Posted Wednesday 26 July 2017
With his A-Level results not going quite to plan, 19-year-old Chris Duta concluded that his ambition to achieve a degree would require a little more work than he had originally anticipated – but could potentially also open up new avenues.
"Just missing out on my grades was a bitter moment," Chris – who is of Romanian origin but was born and brought up in Greece – admitted. "I really did want to study for a degree and I knew I could still make that happen but I had to act fast and I didn't have time to sit around and beat myself up over things not working out the way I had planned."
There had been a moment of acceptance with the situation as it was, Chris explained, but then he had set about investigating alternative options. Originally, he had planned to study linguistics, but the unforeseen events provided him with an impetus to press the reset button on his academic plans and start afresh.
Chris had initially disregarded economics because he had been put off by the number-crunching he imagined would be involved. Looking again at economics courses, though, he realised that some courses were much broader, focusing on applying key economic theories to specific case studies.
Chris rang a few institutions before he made that all-important call to the Kingston University Clearing hotline. "There is a definite sense of anxiety when you first dial those numbers," he said. "Lots of questions ran through my mind – will they judge me because I didn't get my grades? Will they be able to figure out that, in spite of that, I am actually a conscientious student?"
His fears had been swiftly put at ease when the Kingston University hotline operator had answered the phone, though. "I was really pleasantly surprised by how smooth the Clearing process was at Kingston University because the other universities I called had kept passing me from person to person," he added. "When I rang Kingston, I spoke to an operator who immediately put me in touch with a course tutor – so within the space of 10 minutes I had been offered a place at a well-established university with world-class teachers."
Following a successful first year on Kingston University's BSc(Hons) Applied Economics and International Relations course, the turnaround in Chris's fortunes is clear. "I enjoyed studying hyperinflation in Germany following the First World War during my A-level history course and my Kingston course looks at similar real-life scenarios, which I find fascinating," he explained. "As part of the degree, we have completed a basic foundation module on economic theories this year and I've been lucky enough to receive some excellent teaching from nationally recognised academics in economics including Dr Ewa Karwowski and Professor Steve Keen."
Chris moved to the United Kingdom five years ago and lives with his family in west London, commuting to Kingston by bus. "Living at home is a great from a financial perspective but it's been important for me to be involved with university life as well to help me meet people and make friends," he said. "I'm a course representative for the international relations/politics part of my degree and also work for the University as a student ambassador, where I attend open days and UCAS fairs to share my experience of life at Kingston."

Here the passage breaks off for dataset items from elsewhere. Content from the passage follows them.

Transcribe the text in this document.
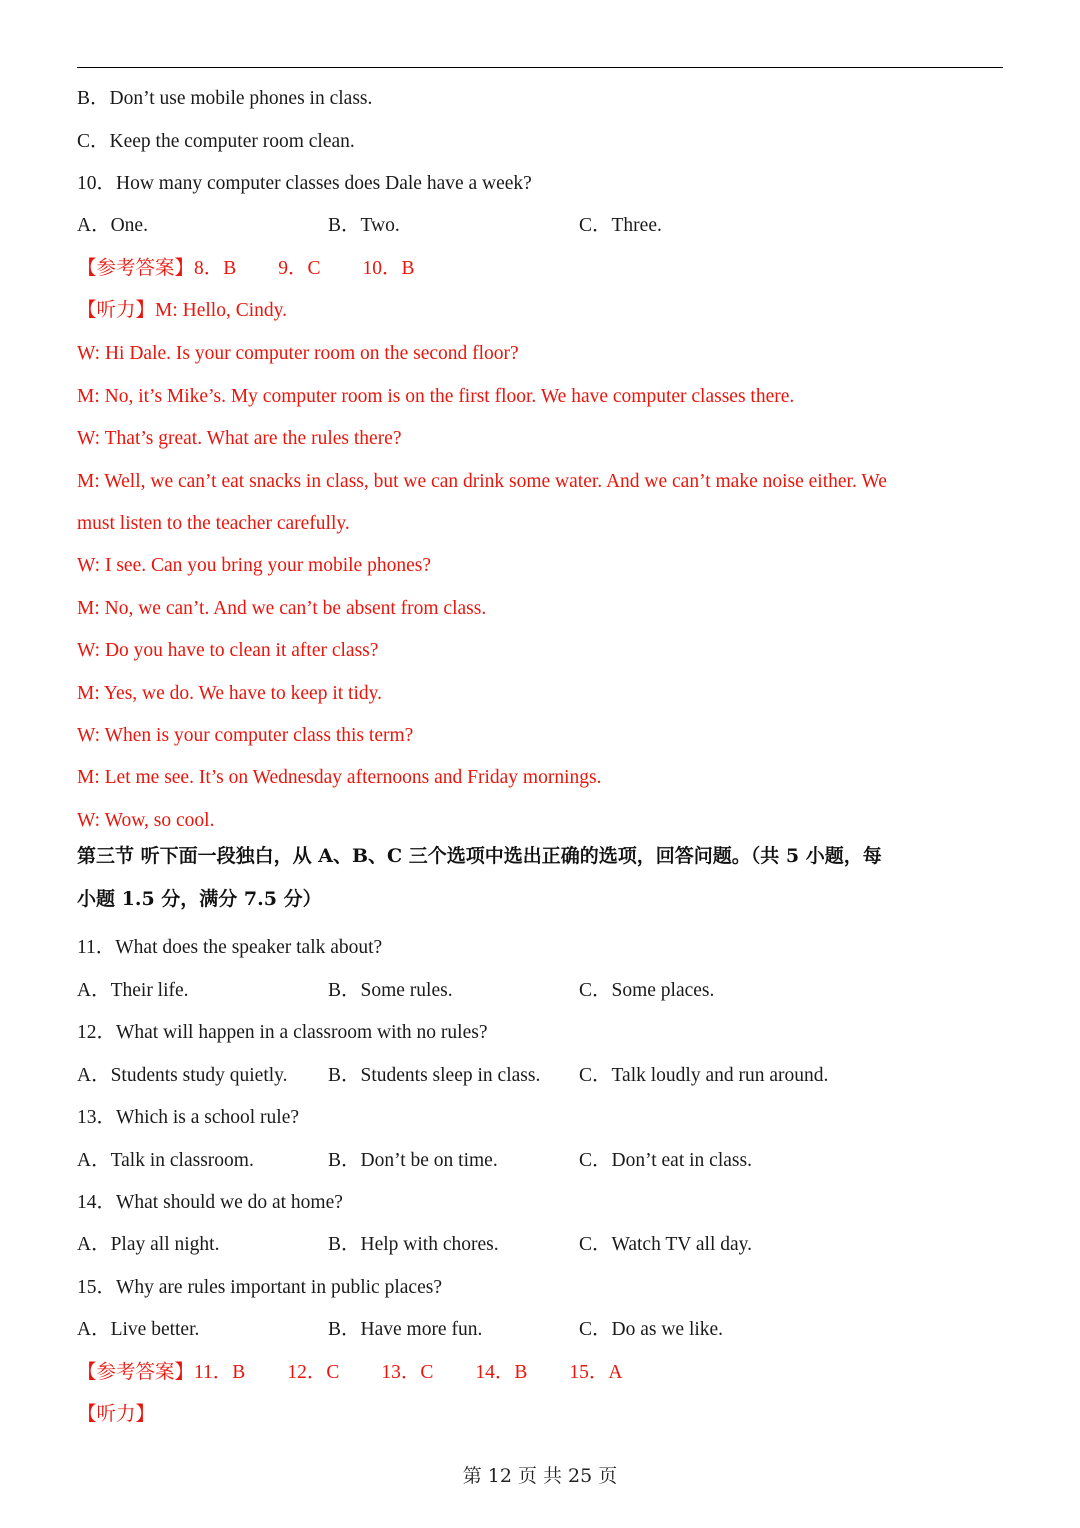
B．Don’t use mobile phones in class.
C．Keep the computer room clean.
10．How many computer classes does Dale have a week?
A．One.	B．Two.	C．Three.
【参考答案】8．B 9．C 10．B
【听力】M: Hello, Cindy.
W: Hi Dale. Is your computer room on the second floor?
M: No, it’s Mike’s. My computer room is on the first floor. We have computer classes there.
W: That’s great. What are the rules there?
M: Well, we can’t eat snacks in class, but we can drink some water. And we can’t make noise either. We
must listen to the teacher carefully.
W: I see. Can you bring your mobile phones?
M: No, we can’t. And we can’t be absent from class.
W: Do you have to clean it after class?
M: Yes, we do. We have to keep it tidy.
W: When is your computer class this term?
M: Let me see. It’s on Wednesday afternoons and Friday mornings.
W: Wow, so cool.
第三节 听下面一段独白，从 A、B、C 三个选项中选出正确的选项，回答问题。（共 5 小题，每
小题 1.5 分，满分 7.5 分）
11．What does the speaker talk about?
A．Their life.	B．Some rules.	C．Some places.
12．What will happen in a classroom with no rules?
A．Students study quietly. B．Students sleep in class. C．Talk loudly and run around.
13．Which is a school rule?
A．Talk in classroom.	B．Don’t be on time.	C．Don’t eat in class.
14．What should we do at home?
A．Play all night.	B．Help with chores.	C．Watch TV all day.
15．Why are rules important in public places?
A．Live better.	B．Have more fun.	C．Do as we like.
【参考答案】11．B 12．C 13．C 14．B 15．A
【听力】
第 12 页 共 25 页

Dr Simon Choat – Chris's personal tutor and politics lecturer – praised the student's performance during his debut year. "Chris has had an excellent first year, he's attended every seminar and always has something interesting to say in class discussions," he said. "He is clearly enthusiastic about politics as a subject and has got involved with student life. It's great that we attract students of his quality and that the Clearing process has proven fruitful – for both him and the University."
Despite the initial curveball of unexpected results, Chris has thrived in his new surroundings and is looking forward to his second year where he plans to focus on the applied economics modules of his course. He advises others who may find themselves in a similar situation not to be put off by the prospect of going through Clearing.
"Accept that things didn't work out the way you had first hoped and know that it is not the end of the world. There will always be setbacks in life but it is how you react to them that counts," he said. "Keep an open-mind and think about other subjects you like. While I'm sure studying linguistics would have been interesting, the decision to switch subjects has proved perfect for me. Economics was never on my agenda but here I am doing a degree I would never have thought of – and loving it."